Re: XID-wraparound hazards in LISTEN/NOTIFY

From
Tom Lane
Date:
Mark Dilger <hornschnorter@gmail.com> writes:
> On 11/23/19 8:34 AM, Tom Lane wrote:
>> It suddenly strikes me to worry that we have an XID wraparound hazard
>> for entries in the notify queue.

> Is it worth checking for this condition in autovacuum?

Dunno, maybe.  It's a different avenue to consider, at least.

> There shouldn't be too much reason to back-patch any of this, since
> the change in 51004c717 only applies to v13 and onward.  Or do you
> see the risk you described as "pretty minimal" as still being large
> enough to outweigh the risk of anything we might back-patch?

There may not be a risk large enough to worry about before 51004c717,
assuming that we discount cases like a single session staying
idle-in-transaction for long enough for the XID counter to wrap
(which'd cause problems for more than just LISTEN/NOTIFY).  I haven't
analyzed this carefully enough to be sure.  We'd have to consider
that, as well as the complexity of whatever fix we choose for HEAD,
while deciding if we need a back-patch.

            regards, tom lane



Re: XID-wraparound hazards in LISTEN/NOTIFY

From
Bruce Momjian
Date:
On Sat, Nov 23, 2019 at 12:10:56PM -0500, Tom Lane wrote:
> Mark Dilger <hornschnorter@gmail.com> writes:
> > On 11/23/19 8:34 AM, Tom Lane wrote:
> >> It suddenly strikes me to worry that we have an XID wraparound hazard
> >> for entries in the notify queue.
> 
> > Is it worth checking for this condition in autovacuum?
> 
> Dunno, maybe.  It's a different avenue to consider, at least.
> 
> > There shouldn't be too much reason to back-patch any of this, since
> > the change in 51004c717 only applies to v13 and onward.  Or do you
> > see the risk you described as "pretty minimal" as still being large
> > enough to outweigh the risk of anything we might back-patch?
> 
> There may not be a risk large enough to worry about before 51004c717,
> assuming that we discount cases like a single session staying
> idle-in-transaction for long enough for the XID counter to wrap
> (which'd cause problems for more than just LISTEN/NOTIFY).  I haven't
> analyzed this carefully enough to be sure.  We'd have to consider
> that, as well as the complexity of whatever fix we choose for HEAD,
> while deciding if we need a back-patch.

Is this still an open issue?  Should it be a TODO item?

-- 
  Bruce Momjian  <bruce@momjian.us>        https://momjian.us
  EDB                                      https://enterprisedb.com

  Only you can decide what is important to you.

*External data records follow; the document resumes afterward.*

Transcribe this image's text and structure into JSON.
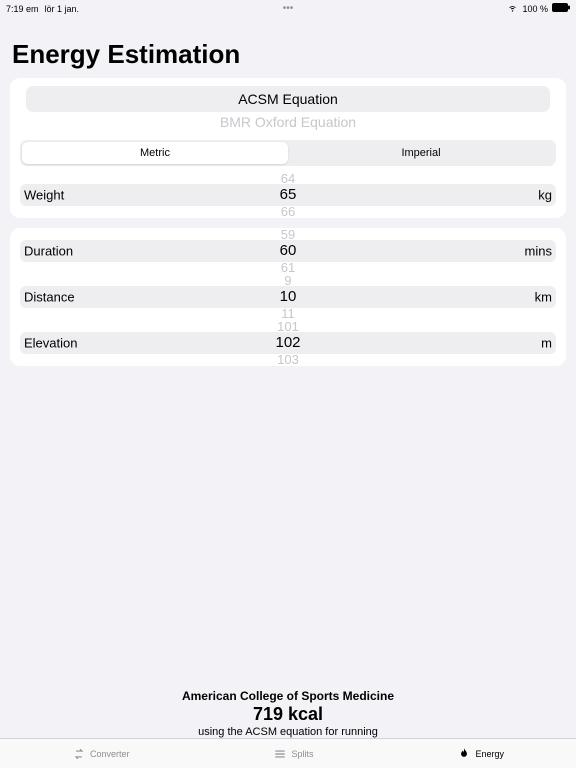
{
  "statusbar": {
    "time": "7:19 em",
    "date": "lör 1 jan.",
    "battery": "100 %"
  },
  "title": "Energy Estimation",
  "equation": {
    "selected": "ACSM Equation",
    "other": "BMR Oxford Equation"
  },
  "units": {
    "metric": "Metric",
    "imperial": "Imperial"
  },
  "weight": {
    "label": "Weight",
    "prev": "64",
    "value": "65",
    "next": "66",
    "unit": "kg"
  },
  "duration": {
    "label": "Duration",
    "prev": "59",
    "value": "60",
    "next": "61",
    "unit": "mins"
  },
  "distance": {
    "label": "Distance",
    "prev": "9",
    "value": "10",
    "next": "11",
    "unit": "km"
  },
  "elevation": {
    "label": "Elevation",
    "prev": "101",
    "value": "102",
    "next": "103",
    "unit": "m"
  },
  "result": {
    "heading": "American College of Sports Medicine",
    "kcal": "719 kcal",
    "sub": "using the ACSM equation for running"
  },
  "tabs": {
    "converter": "Converter",
    "splits": "Splits",
    "energy": "Energy"
  }
}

Re: XID-wraparound hazards in LISTEN/NOTIFY

From
Tom Lane
Date:
Bruce Momjian <bruce@momjian.us> writes:
> On Sat, Nov 23, 2019 at 12:10:56PM -0500, Tom Lane wrote:
>>> It suddenly strikes me to worry that we have an XID wraparound hazard
>>> for entries in the notify queue.

> Is this still an open issue?  Should it be a TODO item?

I don't think anyone's done anything about it, so yeah.

Realistically, if you've got NOTIFY messages that are going unread
for long enough to risk XID wraparound, your app is broken.  So
maybe it'd be sufficient to discard messages that are old enough
to approach the wrap horizon.  But still that's code that doesn't
exist.

            regards, tom lane



Re: XID-wraparound hazards in LISTEN/NOTIFY

From
Bruce Momjian
Date:
On Wed, Nov  8, 2023 at 02:52:16PM -0500, Tom Lane wrote:
> Bruce Momjian <bruce@momjian.us> writes:
> > On Sat, Nov 23, 2019 at 12:10:56PM -0500, Tom Lane wrote:
> >>> It suddenly strikes me to worry that we have an XID wraparound hazard
> >>> for entries in the notify queue.
> 
> > Is this still an open issue?  Should it be a TODO item?
> 
> I don't think anyone's done anything about it, so yeah.
> 
> Realistically, if you've got NOTIFY messages that are going unread
> for long enough to risk XID wraparound, your app is broken.  So
> maybe it'd be sufficient to discard messages that are old enough
> to approach the wrap horizon.  But still that's code that doesn't
> exist.

Thanks, TODO added.

-- 
  Bruce Momjian  <bruce@momjian.us>        https://momjian.us
  EDB                                      https://enterprisedb.com

  Only you can decide what is important to you.